Sauf peut-être en ce qui concerne la partie sur la tradition allemande dont les livres d’histoire de l’anthropologie traitent rarement de façon systématique, cet ouvrage ne recèle pas d’informations nouvelles. Certes, pour être à l’aise avec cet ouvrage, il faut accepter au départ que le traitement soit réservé à l’anthropologie occidentale et que les héritiers de ces traditions dans les anciennes colonies et les nations émergentes soient ignorés – cette histoire reste d’ailleurs à faire. Malgré ce genre de limites, cet ouvrage vient raffermir certaines interprétations sur les fondements de la discipline et nous aide surtout à réfléchir sur son avenir.
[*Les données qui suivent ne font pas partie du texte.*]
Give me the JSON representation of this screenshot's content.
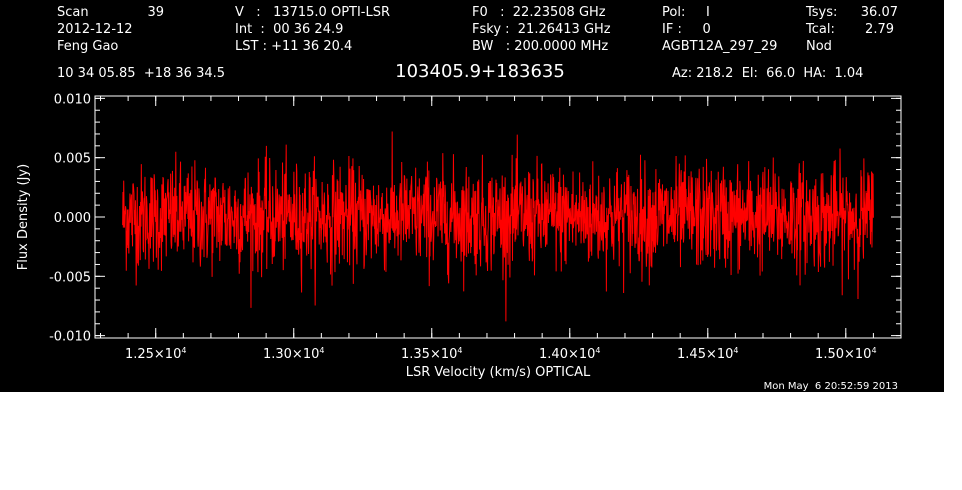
{
  "header": {
    "col1": {
      "scan_label": "Scan",
      "scan_value": "39",
      "date": "2012-12-12",
      "observer": "Feng Gao"
    },
    "col2": {
      "v_line": "V   :   13715.0 OPTI-LSR",
      "int_line": "Int  :  00 36 24.9",
      "lst_line": "LST : +11 36 20.4"
    },
    "col3": {
      "f0_line": "F0   :  22.23508 GHz",
      "fsky_line": "Fsky :  21.26413 GHz",
      "bw_line": "BW   : 200.0000 MHz"
    },
    "col4": {
      "pol_line": "Pol:     I",
      "if_line": "IF :     0",
      "project": "AGBT12A_297_29"
    },
    "col5": {
      "tsys_label": "Tsys:",
      "tsys_value": "36.07",
      "tcal_label": "Tcal:",
      "tcal_value": "2.79",
      "mode": "Nod"
    },
    "coords": "10 34 05.85  +18 36 34.5",
    "source_name": "103405.9+183635",
    "az_el_ha": "Az: 218.2  El:  66.0  HA:  1.04"
  },
  "timestamp": "Mon May  6 20:52:59 2013",
  "colors": {
    "background": "#000000",
    "axes": "#ffffff",
    "trace": "#ff0000"
  },
  "chart_data": {
    "type": "line",
    "title": "103405.9+183635",
    "xlabel": "LSR Velocity (km/s) OPTICAL",
    "ylabel": "Flux Density (Jy)",
    "xlim": [
      12280,
      15200
    ],
    "ylim": [
      -0.0102,
      0.0102
    ],
    "x_ticks": [
      12500,
      13000,
      13500,
      14000,
      14500,
      15000
    ],
    "x_tick_labels": [
      {
        "mantissa": "1.25",
        "exp": "4"
      },
      {
        "mantissa": "1.30",
        "exp": "4"
      },
      {
        "mantissa": "1.35",
        "exp": "4"
      },
      {
        "mantissa": "1.40",
        "exp": "4"
      },
      {
        "mantissa": "1.45",
        "exp": "4"
      },
      {
        "mantissa": "1.50",
        "exp": "4"
      }
    ],
    "y_ticks": [
      -0.01,
      -0.005,
      0.0,
      0.005,
      0.01
    ],
    "y_tick_labels": [
      "-0.010",
      "-0.005",
      "0.000",
      "0.005",
      "0.010"
    ],
    "grid": false,
    "series": [
      {
        "x_range": [
          12380,
          15100
        ],
        "n_points": 2048,
        "mean": 0.0,
        "rms": 0.0022,
        "min": -0.0088,
        "max": 0.0093,
        "note_values": "noise-like spectrum; envelope approx ±0.0055 Jy with spikes to +0.009 and -0.0088"
      }
    ]
  }
}
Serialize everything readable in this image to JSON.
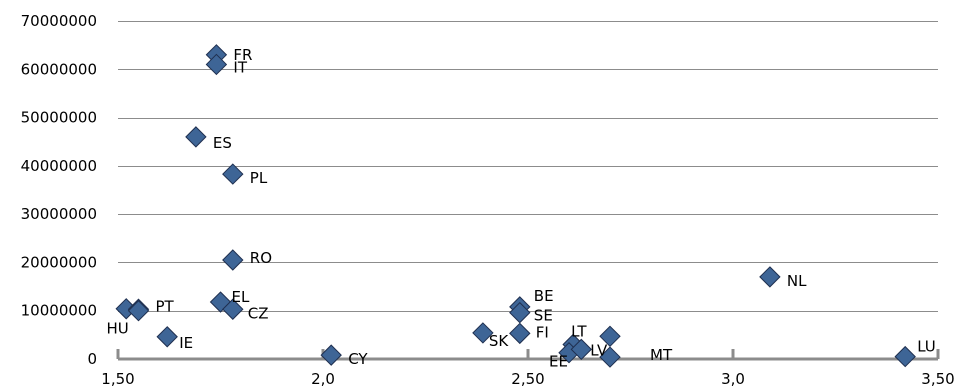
{
  "chart_data": {
    "type": "scatter",
    "title": "",
    "xlabel": "",
    "ylabel": "",
    "xlim": [
      1.5,
      3.5
    ],
    "ylim": [
      0,
      70000000
    ],
    "x_ticks": [
      1.5,
      2.0,
      2.5,
      3.0,
      3.5
    ],
    "x_tick_labels": [
      "1,50",
      "2,0",
      "2,50",
      "3,0",
      "3,50"
    ],
    "y_ticks": [
      0,
      10000000,
      20000000,
      30000000,
      40000000,
      50000000,
      60000000,
      70000000
    ],
    "y_tick_labels": [
      "0",
      "10000000",
      "20000000",
      "30000000",
      "40000000",
      "50000000",
      "60000000",
      "70000000"
    ],
    "grid": true,
    "marker_color": "#3e6596",
    "points": [
      {
        "label": "FR",
        "x": 1.74,
        "y": 63000000
      },
      {
        "label": "IT",
        "x": 1.74,
        "y": 61000000
      },
      {
        "label": "ES",
        "x": 1.69,
        "y": 46000000
      },
      {
        "label": "PL",
        "x": 1.78,
        "y": 38300000
      },
      {
        "label": "RO",
        "x": 1.78,
        "y": 20500000
      },
      {
        "label": "EL",
        "x": 1.75,
        "y": 11800000
      },
      {
        "label": "CZ",
        "x": 1.78,
        "y": 10300000
      },
      {
        "label": "",
        "x": 1.52,
        "y": 10400000
      },
      {
        "label": "PT",
        "x": 1.55,
        "y": 10300000
      },
      {
        "label": "HU",
        "x": 1.55,
        "y": 10000000
      },
      {
        "label": "IE",
        "x": 1.62,
        "y": 4600000
      },
      {
        "label": "CY",
        "x": 2.02,
        "y": 800000
      },
      {
        "label": "BE",
        "x": 2.48,
        "y": 10800000
      },
      {
        "label": "SE",
        "x": 2.48,
        "y": 9600000
      },
      {
        "label": "SK",
        "x": 2.39,
        "y": 5400000
      },
      {
        "label": "FI",
        "x": 2.48,
        "y": 5300000
      },
      {
        "label": "LT",
        "x": 2.61,
        "y": 3000000
      },
      {
        "label": "EE",
        "x": 2.6,
        "y": 1300000
      },
      {
        "label": "LV",
        "x": 2.63,
        "y": 2000000
      },
      {
        "label": "MT",
        "x": 2.7,
        "y": 400000
      },
      {
        "label": "",
        "x": 2.7,
        "y": 4700000
      },
      {
        "label": "NL",
        "x": 3.09,
        "y": 17000000
      },
      {
        "label": "LU",
        "x": 3.42,
        "y": 500000
      }
    ]
  }
}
Même si le traitement que les auteurs font de l’histoire de la discipline reste plutôt sobre, si aucun d’entre eux ne sort vraiment des sentiers battus – sauf peut-être Gingrich, mais il s’agit d’une histoire moins connue et en tous cas plus rarement traitée sur le même pied que les anthropologies britannique, française et américaine – et que les anecdotes se font plutôt rares, l’ouvrage demeure intéressant en tous points. Chacun des auteurs s’efforce de traiter des tendances contemporaines et d’explorer les nouvelles pistes. Les grandes figures sont analysées en profondeur sans que les personnages plus secondaires ne soient négligés pour autant. Malgré toutes ses qualités, au rythme où se développe l’anthropologie, le propos est déjà dépassé. Il faut s’en féliciter puisque c’est là le signe que la discipline, de même que ceux qui la pratiquent, sont bien vivants.